Татьяна Павловна нахмурилась, улыбка пропала с ее лица. Она сунула телефон обратно в карман.
– В тюрьме он выступает, – горько произнесла она.
Я смутилась и потупила взгляд.
Женщина вздохнула и снова блаженно улыбнулась.
– Ему не долго осталось сидеть, вот выйдет – за ум возьмется. Вы знаете, Сонечка, какой у моего Миши светлый ум? Он такой у меня умненький, господи боже мой! Такой талантливый, а угораздило его.
Глаза у Татьяны Павловны влажно блеснули и мне вдруг стало так жалко ее, словно она сделалась мне самым родным человеком на свете. Я поставила чашку в раковину и порывисто обняла женщину за плечи.
– Не переживайте! Он обязательно возьмется за ум. Если такой талантливый, не может быть, чтоб не взялся. Я думаю, что все у вас будет хорошо.
Татьяна Павловна закивала, смущенная моими объятиями, мягко похлопала меня по плечу.
– Дай бог, дай бог.
Потом она вдруг скосила глаза в раковину, высвободилась из моих объятий, и совершенно другим тоном сказала:
– Вы раковину убрали за собой? У нас тут правило: соблюдаем чистоту, – она подняла мою чашку, наклонилась вниз к сливу. – Вот тут крошки остались, нужно убрать.

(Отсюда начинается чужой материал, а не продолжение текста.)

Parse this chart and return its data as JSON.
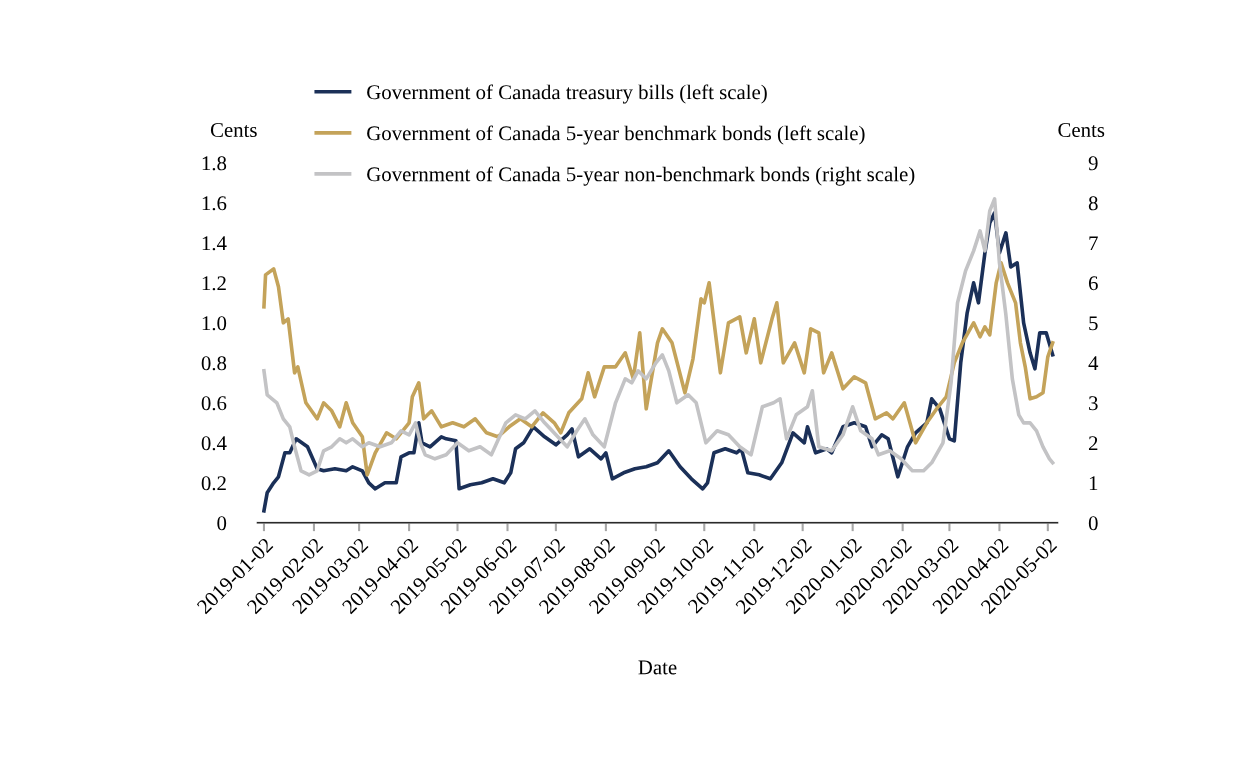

Я кивнула, смахнула тряпкой со дна сколотой раковины две малюсенькие крошки, неведо как увиденные близорукой женщиной.
О, бедная моя, коммунальная женщина с нелегкой судьбой! Вот она типичная педантичность маленьких обитателей коммуналок. Пусть безобразное пятно на потолке в туалете будет жить вечно, пусть тараканы построят целую империю на кухне, пусть на мутных стеклах шрамами лежат трещины и сколы, пусть кухонные шкафы ломятся от нагроможденной в них полуржавой посуды – все это нипочем. Но крошка, оставленная соседом, станет как ячмень на глазу.
Придя в свое жилье – комнату-апартаменты – я рассказала Ди о встрече с Татьяной Павловной и о странном разговоре с ней.
– Сонь, а тебе Никанорыч выслал договор? – в свою очередь спросила она, выщипая волоски бровей.
– Нет, так и не выслал. Надо напомнить ему.
Я взяла телефон и написала агенту. Агент так и не ответил. Ни в тот день, ни в следующий и ни через неделю.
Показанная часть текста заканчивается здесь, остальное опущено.